I left the strange in-cluster logical behaviour intact (except a minor fix to make it match at the edge) - see above. p.s. - you can remove my comment-to-self a few lines above that.

Terminology

Bidi Algorithm

Text in right-to-left languages usually contains embedded left-to-right stuff (such as numbers, or latin words and phrases). The "Bidi Algorithm" is the algorithm employed to reorder the memory representation (logical order) of such bidirectional text into "visual order" (e.g. sorted by increasing (x,y) coordinates).
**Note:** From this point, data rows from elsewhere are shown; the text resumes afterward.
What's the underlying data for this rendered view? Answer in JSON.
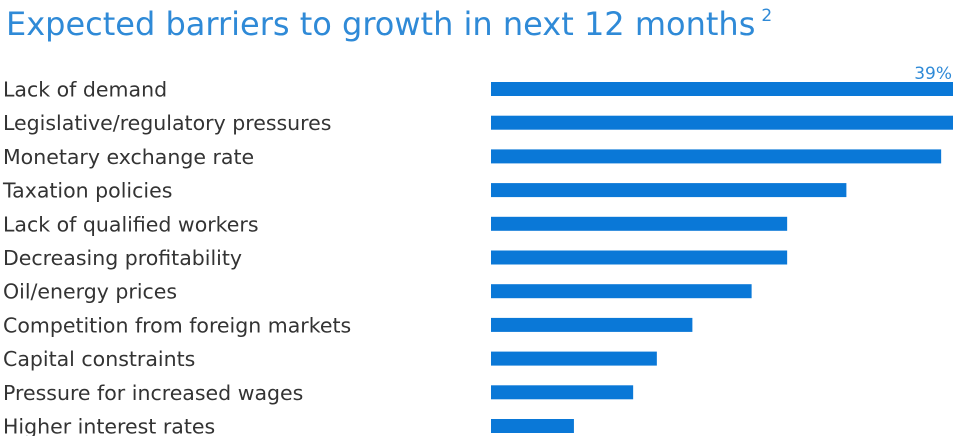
{
  "title": "Expected barriers to growth in next 12 months",
  "title_footnote": "2",
  "colors": {
    "title": "#2f8ad7",
    "bar": "#0a78d7",
    "label": "#333333",
    "data_label": "#2f8ad7"
  },
  "chart_data": {
    "type": "bar",
    "orientation": "horizontal",
    "title": "Expected barriers to growth in next 12 months",
    "categories": [
      "Lack of demand",
      "Legislative/regulatory pressures",
      "Monetary exchange rate",
      "Taxation policies",
      "Lack of qualified workers",
      "Decreasing profitability",
      "Oil/energy prices",
      "Competition from foreign markets",
      "Capital constraints",
      "Pressure for increased wages",
      "Higher interest rates"
    ],
    "values": [
      39,
      39,
      38,
      30,
      25,
      25,
      22,
      17,
      14,
      12,
      7
    ],
    "unit": "%",
    "data_labels": [
      {
        "index": 0,
        "text": "39%"
      }
    ],
    "xlim": [
      0,
      39
    ],
    "grid": false,
    "legend": "none"
  }
}
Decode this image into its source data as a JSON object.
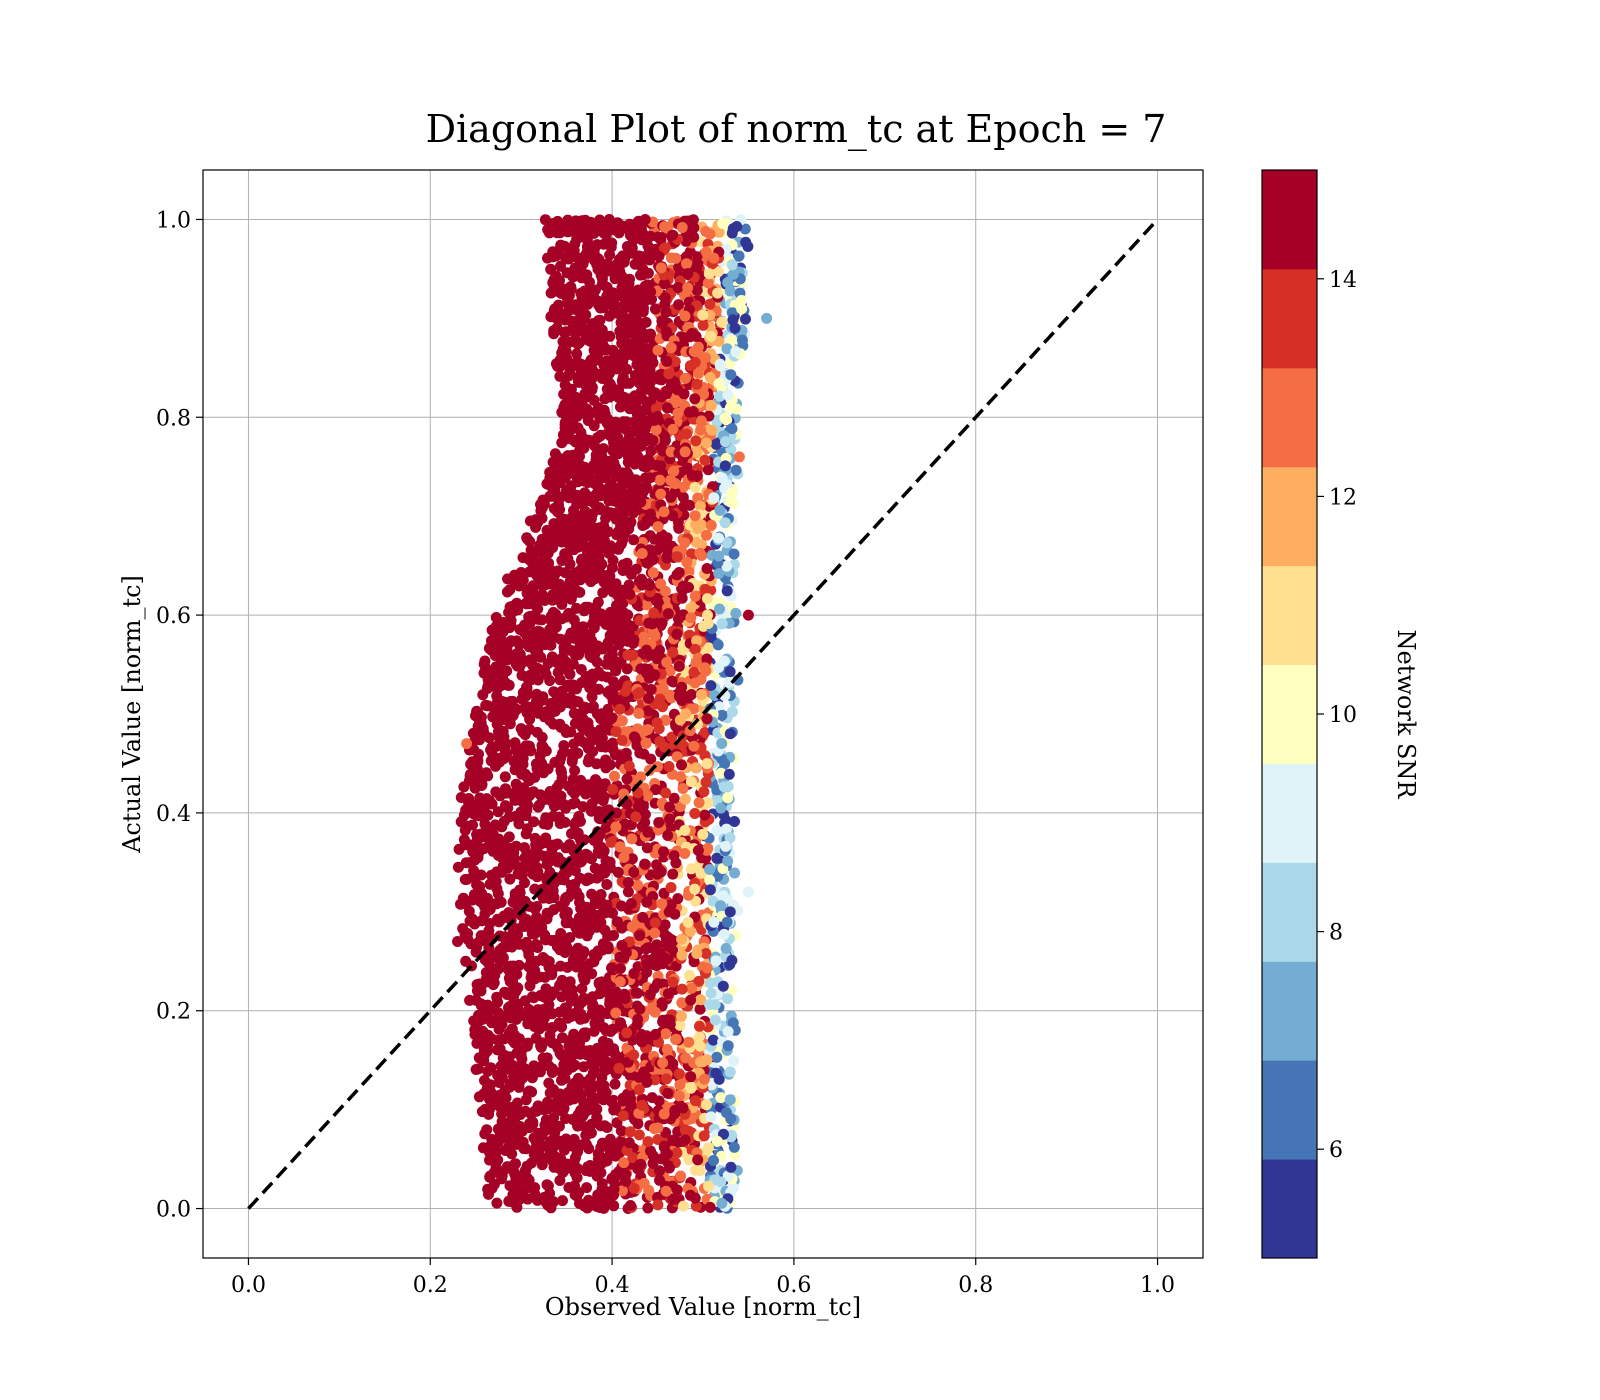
{
  "chart_data": {
    "type": "scatter",
    "title": "Diagonal Plot of norm_tc at Epoch = 7",
    "xlabel": "Observed Value [norm_tc]",
    "ylabel": "Actual Value [norm_tc]",
    "xlim": [
      -0.05,
      1.05
    ],
    "ylim": [
      -0.05,
      1.05
    ],
    "xticks": [
      "0.0",
      "0.2",
      "0.4",
      "0.6",
      "0.8",
      "1.0"
    ],
    "yticks": [
      "0.0",
      "0.2",
      "0.4",
      "0.6",
      "0.8",
      "1.0"
    ],
    "grid": true,
    "reference_line": {
      "style": "dashed",
      "color": "#000000",
      "from": [
        0.0,
        0.0
      ],
      "to": [
        1.0,
        1.0
      ]
    },
    "colorbar": {
      "label": "Network SNR",
      "range": [
        5,
        15
      ],
      "ticks": [
        "6",
        "8",
        "10",
        "12",
        "14"
      ],
      "bands": [
        "#313695",
        "#4575b4",
        "#74add1",
        "#abd9e9",
        "#e0f3f8",
        "#ffffbf",
        "#fee090",
        "#fdae61",
        "#f46d43",
        "#d73027",
        "#a50026"
      ]
    },
    "cloud": {
      "profile": [
        {
          "y": 0.0,
          "left": 0.28,
          "right": 0.52
        },
        {
          "y": 0.1,
          "left": 0.27,
          "right": 0.52
        },
        {
          "y": 0.2,
          "left": 0.26,
          "right": 0.52
        },
        {
          "y": 0.3,
          "left": 0.25,
          "right": 0.52
        },
        {
          "y": 0.4,
          "left": 0.25,
          "right": 0.52
        },
        {
          "y": 0.5,
          "left": 0.26,
          "right": 0.52
        },
        {
          "y": 0.6,
          "left": 0.29,
          "right": 0.52
        },
        {
          "y": 0.7,
          "left": 0.33,
          "right": 0.52
        },
        {
          "y": 0.8,
          "left": 0.36,
          "right": 0.52
        },
        {
          "y": 0.9,
          "left": 0.35,
          "right": 0.53
        },
        {
          "y": 1.0,
          "left": 0.34,
          "right": 0.53
        }
      ]
    }
  }
}
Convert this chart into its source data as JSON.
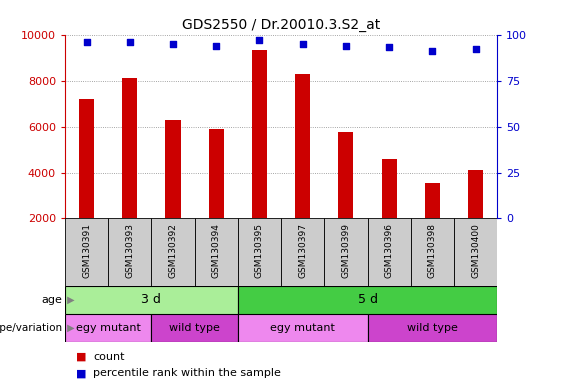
{
  "title": "GDS2550 / Dr.20010.3.S2_at",
  "samples": [
    "GSM130391",
    "GSM130393",
    "GSM130392",
    "GSM130394",
    "GSM130395",
    "GSM130397",
    "GSM130399",
    "GSM130396",
    "GSM130398",
    "GSM130400"
  ],
  "counts": [
    7200,
    8100,
    6300,
    5900,
    9350,
    8300,
    5750,
    4600,
    3550,
    4100
  ],
  "percentiles": [
    96,
    96,
    95,
    94,
    97,
    95,
    94,
    93,
    91,
    92
  ],
  "ylim_left": [
    2000,
    10000
  ],
  "ylim_right": [
    0,
    100
  ],
  "yticks_left": [
    2000,
    4000,
    6000,
    8000,
    10000
  ],
  "yticks_right": [
    0,
    25,
    50,
    75,
    100
  ],
  "bar_color": "#cc0000",
  "scatter_color": "#0000cc",
  "age_segs": [
    {
      "start": 0,
      "end": 4,
      "label": "3 d",
      "color": "#aaee99"
    },
    {
      "start": 4,
      "end": 10,
      "label": "5 d",
      "color": "#44cc44"
    }
  ],
  "gen_segs": [
    {
      "start": 0,
      "end": 2,
      "label": "egy mutant",
      "color": "#ee88ee"
    },
    {
      "start": 2,
      "end": 4,
      "label": "wild type",
      "color": "#cc44cc"
    },
    {
      "start": 4,
      "end": 7,
      "label": "egy mutant",
      "color": "#ee88ee"
    },
    {
      "start": 7,
      "end": 10,
      "label": "wild type",
      "color": "#cc44cc"
    }
  ],
  "tick_color_left": "#cc0000",
  "tick_color_right": "#0000cc",
  "grid_color": "#888888",
  "bg_color": "#ffffff",
  "label_row_bg": "#cccccc",
  "bar_width": 0.35
}
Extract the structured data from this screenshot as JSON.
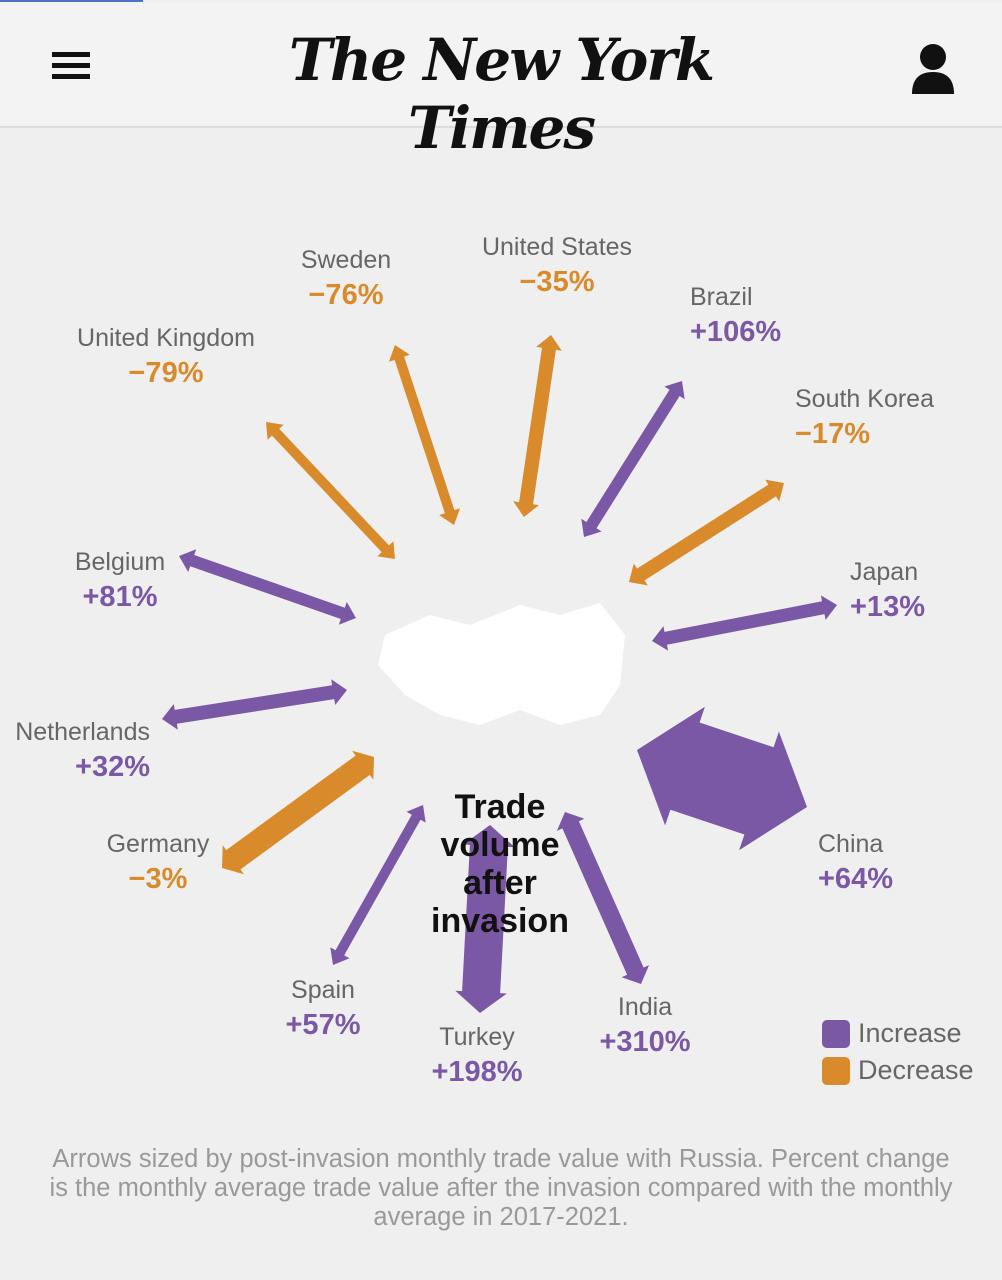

Unicode specifies a standard for this. Roughly, this works by dividing the paragraph into runs of consecutive characters with matching directionality. Clusters within each run are layed out from right to left or LTR according to the run's directionality. Then, the runs themselves are layed out within each line, to match the paragraphs directionality.

Character

Unicode character (code point). Unicode code points are numbered 0 to 0x10FFFF, and don't fit into a single byte or short-int. To hold them in memory, Pango uses the UTF-8 encoding, in which each character is represented by a fixed sequence of 1-4 bytes. UTF-8 is backwards compatable to ASCII (ASCII chars are represented by a single byte). For details, see

Unicode: Section 3.4

Glyph

An entity that matches a single font-entry (image). A font might use several

images to compose a single character, or use a single image for representing a sequence of two characters. This definition is similiar, but not identical to Unicode's Glyph.

Cluster

A minimal set of characters (or the matching sequence of glyphs) which interact graphicly when shaping. A cluster does not always consist of a single character. One common case is when the cluster corresponds to a single "letter", which is composed of a "base character" plus zero or more "combining characters" (e.g. Hebrew or Arabic "Points"). Another common case is Ligatures. The Bidi Algorithm reorders clusters as units. This is similiar, but not identical to Unicode's Grapheme Cluster.

Run

A sequence of clusters (or the corresponding glyphs or characters that represent them) that have matching values for attributes relevant to the bidi algorithm (language and directionality). A run corresponds to a single "level run" of Unicode's bidi algorithm. The PangoGlyphItem class (and it's alias PangoLayoutRun) is used for holding info relevant to a single run.

Ligature

A ligature is a sequence of consecutive characters, rendered as a single glyph. This is similiar to Unicode's Ligature.